Some business owners and advocates complain that some of the programs contradict one another. Stephanie Cathcart, spokeswoman for the National Federation of Independent Business, said benefits from the payroll tax exemption business owners use when they hire unemployed people are mitigated by provisions in the health-care overhaul law that reduce a tax credit when businesses hire.

"It's counterintuitive," she said. "Frankly, a lot of these initiatives fall short."

Brogan of the National Small Business Administration said a new accounting regulation dramatically increases the requirements associated with providing documentation to the government on businesses' vendors, a rule that on average will multiply the average number of 1099 tax forms an owner files every year to 86 from 10.
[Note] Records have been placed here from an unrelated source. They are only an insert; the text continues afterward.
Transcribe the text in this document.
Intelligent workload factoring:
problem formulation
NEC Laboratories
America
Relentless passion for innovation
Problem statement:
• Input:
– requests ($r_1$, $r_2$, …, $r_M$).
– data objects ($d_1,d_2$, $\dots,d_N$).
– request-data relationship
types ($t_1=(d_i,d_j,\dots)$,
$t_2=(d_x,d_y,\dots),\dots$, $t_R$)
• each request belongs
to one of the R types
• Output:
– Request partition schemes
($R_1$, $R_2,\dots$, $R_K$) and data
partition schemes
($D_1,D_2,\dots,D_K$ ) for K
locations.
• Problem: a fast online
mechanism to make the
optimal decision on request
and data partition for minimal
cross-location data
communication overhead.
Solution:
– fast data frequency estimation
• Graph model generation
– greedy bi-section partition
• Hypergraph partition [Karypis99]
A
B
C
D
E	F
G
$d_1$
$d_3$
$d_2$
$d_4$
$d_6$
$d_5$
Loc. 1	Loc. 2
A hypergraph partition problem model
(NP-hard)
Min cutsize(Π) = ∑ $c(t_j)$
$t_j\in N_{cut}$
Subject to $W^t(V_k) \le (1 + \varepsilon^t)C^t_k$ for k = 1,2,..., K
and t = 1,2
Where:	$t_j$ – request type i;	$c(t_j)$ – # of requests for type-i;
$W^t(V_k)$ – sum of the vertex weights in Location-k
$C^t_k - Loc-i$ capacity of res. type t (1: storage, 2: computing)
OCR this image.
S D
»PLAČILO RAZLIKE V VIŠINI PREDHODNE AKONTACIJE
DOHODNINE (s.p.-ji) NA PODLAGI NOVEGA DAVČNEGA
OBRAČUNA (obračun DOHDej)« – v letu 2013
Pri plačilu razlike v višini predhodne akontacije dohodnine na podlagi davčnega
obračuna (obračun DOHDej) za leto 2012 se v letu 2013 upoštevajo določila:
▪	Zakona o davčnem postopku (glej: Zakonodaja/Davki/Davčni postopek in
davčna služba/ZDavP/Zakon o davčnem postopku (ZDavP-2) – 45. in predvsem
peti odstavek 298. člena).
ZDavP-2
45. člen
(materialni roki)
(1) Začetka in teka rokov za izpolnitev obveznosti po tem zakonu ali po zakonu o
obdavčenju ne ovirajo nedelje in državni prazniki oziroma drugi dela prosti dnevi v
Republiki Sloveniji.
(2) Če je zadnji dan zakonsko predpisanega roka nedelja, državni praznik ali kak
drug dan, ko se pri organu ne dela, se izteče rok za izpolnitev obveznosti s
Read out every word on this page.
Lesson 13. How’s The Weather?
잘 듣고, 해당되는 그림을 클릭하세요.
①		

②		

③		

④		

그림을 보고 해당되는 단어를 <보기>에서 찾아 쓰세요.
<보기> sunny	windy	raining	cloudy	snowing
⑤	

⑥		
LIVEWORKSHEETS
"This will take the money they'd spend to hire a part- or full-time employee and give it to accountants," she said.

Dinesh Sharma, president of government contracting firm Washington Business Group in Chantilly, said he ruled out using the payroll tax exemption, believing the savings couldn't justify the tens of thousands of dollars he'd spend in salary and health insurance for a new employee.

"We're not large enough to hire someone just to take the benefit of a small tax break," he added. "The burden is more than the benefit."